A is an importer he imports a good whose value is 100

15

A is an importer he imports a good whose value is 100. He will pay VAT SR 15 to customs

100 * 15% = 15

A sells the good to B (local manufacturer) SR 200. A will not pay GST on his turnover

0

A sells the good to B (local manufacturer) SR 200. A will collect VAT (SR 26) from B but will deduct (SR 15). His VAT liability will be SR 11

26 - 15 = 11

B sells the good (SR 300) to a service provider C. B will pay GST (33) on his turnover

33

B sells the good (SR 300) to a service provider C. B will collect (39.1) from C but will deduct SR 26. His VAT liability will be SR 13.1

39.1 - 26 = 13.1

C sells a service to D a Seychellois household.

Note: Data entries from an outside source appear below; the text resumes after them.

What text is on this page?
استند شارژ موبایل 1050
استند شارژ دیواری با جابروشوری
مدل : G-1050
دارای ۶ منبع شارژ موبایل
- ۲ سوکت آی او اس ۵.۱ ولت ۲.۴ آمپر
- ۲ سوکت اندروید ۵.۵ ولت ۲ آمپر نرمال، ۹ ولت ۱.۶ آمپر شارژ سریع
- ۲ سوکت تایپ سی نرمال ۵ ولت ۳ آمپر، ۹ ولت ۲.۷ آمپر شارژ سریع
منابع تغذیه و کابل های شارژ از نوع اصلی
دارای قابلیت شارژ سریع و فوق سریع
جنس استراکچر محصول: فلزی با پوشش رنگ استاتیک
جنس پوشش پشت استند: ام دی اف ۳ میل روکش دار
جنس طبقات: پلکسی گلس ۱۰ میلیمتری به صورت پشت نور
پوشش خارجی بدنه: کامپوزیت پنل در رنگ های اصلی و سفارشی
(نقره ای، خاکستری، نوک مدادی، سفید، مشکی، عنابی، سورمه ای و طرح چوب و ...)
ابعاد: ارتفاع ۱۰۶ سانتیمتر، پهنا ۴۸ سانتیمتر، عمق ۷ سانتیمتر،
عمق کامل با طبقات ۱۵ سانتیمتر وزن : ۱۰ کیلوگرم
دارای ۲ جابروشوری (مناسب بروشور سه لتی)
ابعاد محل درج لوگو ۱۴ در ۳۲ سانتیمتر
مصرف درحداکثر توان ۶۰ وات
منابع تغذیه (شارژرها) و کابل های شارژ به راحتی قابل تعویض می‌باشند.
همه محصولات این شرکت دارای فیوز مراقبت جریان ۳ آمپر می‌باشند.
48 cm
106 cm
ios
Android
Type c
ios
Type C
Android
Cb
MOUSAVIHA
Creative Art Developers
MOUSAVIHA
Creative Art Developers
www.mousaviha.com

The service costs SR 400, C will apply the GST on his turnover (SR 52,1)

53

C sells a service to D a Seychellois household. The service costs SR 400, C will collect VAT (SR52.1) from D, but will deduct SR (39.1). His VAT liability will be SR 13

52.1 - 39.1 = 13

Total tax levied

SR 101



SR 52.1



Conclusion
With VAT, the total amount collected is equivalent to the last taxable supply (400 x 3/23 = SR52.1), meaning that there is no tax on tax effect. The VAT fraction (3/23) is used to derive the exact amount of VAT when the selling price of a good or a service is VAT inclusive.